La frustration grandit au sein de la bibliothèque municipale. Les agents ont récemment exprimé leur mécontentement lors d'une grève le 14 mars, en dénonçant non seulement un management toxique de la part des dirigeants, mais également un climat d'insécurité dans le quartier.
Isabelle Aubry, représentante CGT et employée de la bibliothèque, cite des exemples d'ambiance délétère : "Un agent se fait crier dessus par un membre de la direction devant les usagers, ou encore des propos inappropriés de certains cadres, comme en témoigne son allusion à des visites dans un sexshop." De telles situations illustrent la dégradation des relations au sein de l'équipe.
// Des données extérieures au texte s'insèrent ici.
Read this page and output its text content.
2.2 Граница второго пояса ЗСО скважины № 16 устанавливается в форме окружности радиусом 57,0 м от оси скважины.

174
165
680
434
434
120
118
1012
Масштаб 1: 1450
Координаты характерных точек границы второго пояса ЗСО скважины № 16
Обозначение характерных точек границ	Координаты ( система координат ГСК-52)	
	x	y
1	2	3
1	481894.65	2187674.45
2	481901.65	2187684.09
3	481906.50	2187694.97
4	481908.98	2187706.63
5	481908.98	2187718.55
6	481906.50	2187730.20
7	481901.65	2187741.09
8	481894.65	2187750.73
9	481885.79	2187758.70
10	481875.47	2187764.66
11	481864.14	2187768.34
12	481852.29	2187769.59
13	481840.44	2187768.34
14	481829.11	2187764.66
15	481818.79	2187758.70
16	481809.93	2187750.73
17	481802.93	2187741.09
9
La syndicaliste souligne qu'il ne s'agit pas d'un conflit récent : "La relation entre le personnel et la direction s'est détériorée au fil des ans. Nous avons même fonctionné sans direction pendant un certain temps, prouvant notre compétence et notre dévouement." Cette situation soulève la question de la reconnaissance des compétences des employés.
De son côté, Jérôme Saintigny, le directeur général des services de la ville, admet l'existence de "difficultés humaines" et évoque la nécessité d'un
dialogue pour recréer une atmosphère de collaboration. Son objectif est de "restaurer le collectif au sein de cet établissement."
Les entretiens entre lui et les cadres de la bibliothèque débuteront le 1er avril, suivis d'échanges avec les agents, comme l'a confirmé la CGT. Cette dernière a demandé que les cadres soient absents lors des discussions avec les employés, garantissant ainsi "une liberté totale de parole".